- Born: 26 April 1983 (age 43) Patna, Bihar
- Occupation: Costume designer
- Years active: 2010-present
- Website: https://nidhiyasha.com/

= Nidhi Yasha =

Indian costume designer (born 1983)

Nidhi Yasha (born 26 April 1983) is an Indian costume designer. She designs costumes for Zee TV's Buddha and Star Plus TV series Mahabharat (2013 TV series)(2013) with Bhanu Athaiya as her consulting faculty for the show.
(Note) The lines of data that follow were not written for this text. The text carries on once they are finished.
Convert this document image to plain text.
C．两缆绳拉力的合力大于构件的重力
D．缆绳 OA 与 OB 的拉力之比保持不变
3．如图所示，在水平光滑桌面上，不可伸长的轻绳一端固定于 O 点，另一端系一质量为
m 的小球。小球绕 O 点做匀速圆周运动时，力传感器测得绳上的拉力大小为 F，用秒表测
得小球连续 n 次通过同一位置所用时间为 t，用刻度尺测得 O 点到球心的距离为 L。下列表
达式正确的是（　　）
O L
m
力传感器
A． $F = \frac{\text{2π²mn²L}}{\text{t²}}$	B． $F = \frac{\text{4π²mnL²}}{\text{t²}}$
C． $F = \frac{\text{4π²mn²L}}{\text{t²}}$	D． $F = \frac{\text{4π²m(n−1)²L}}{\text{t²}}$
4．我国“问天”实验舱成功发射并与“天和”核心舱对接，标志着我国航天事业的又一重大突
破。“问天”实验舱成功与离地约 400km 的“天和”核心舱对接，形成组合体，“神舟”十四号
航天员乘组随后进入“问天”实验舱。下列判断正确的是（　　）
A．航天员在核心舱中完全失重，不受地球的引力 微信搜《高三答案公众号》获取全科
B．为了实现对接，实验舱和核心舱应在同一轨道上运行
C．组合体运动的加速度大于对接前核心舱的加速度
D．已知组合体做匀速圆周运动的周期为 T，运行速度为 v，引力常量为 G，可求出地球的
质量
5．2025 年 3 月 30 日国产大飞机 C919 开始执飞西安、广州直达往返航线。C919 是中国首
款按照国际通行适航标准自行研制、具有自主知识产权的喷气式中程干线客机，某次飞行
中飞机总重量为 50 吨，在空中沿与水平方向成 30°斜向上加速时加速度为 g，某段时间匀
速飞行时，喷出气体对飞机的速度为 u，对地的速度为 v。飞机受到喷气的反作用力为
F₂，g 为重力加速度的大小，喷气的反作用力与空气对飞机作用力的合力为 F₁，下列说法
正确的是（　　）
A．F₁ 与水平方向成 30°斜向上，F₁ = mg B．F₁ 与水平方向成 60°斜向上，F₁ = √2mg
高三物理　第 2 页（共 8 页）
Yasha said they studied over 450 books related to period textiles, costume and jewellery to arrive at the look for the show.

==Career==
Nidhi created the costumes and styled the look for shows like Ramleela – Ajay Devgn Ke Saath, Devon Ka Dev Mahadev, Chandragupta Maurya, Shobha Somnath Ki, Navya, Anhoniyon Ka Andhera, Durga, Buddha, Savitri, Jodha-Akbar, Mahabharat and films like Haunted, Jal, 1920 Evil Returns, Dangerous Ishhq, Maximum and Zilla Ghaziabad, and Policegiri.

==Recognition==
She won an Indian Television Academy Award and Indian Telly award for her work in Shobha Somnath Ki, on Zee TV.

Nidhi had worked as a costume designer for Swastik Pictures from 2009 to 2011.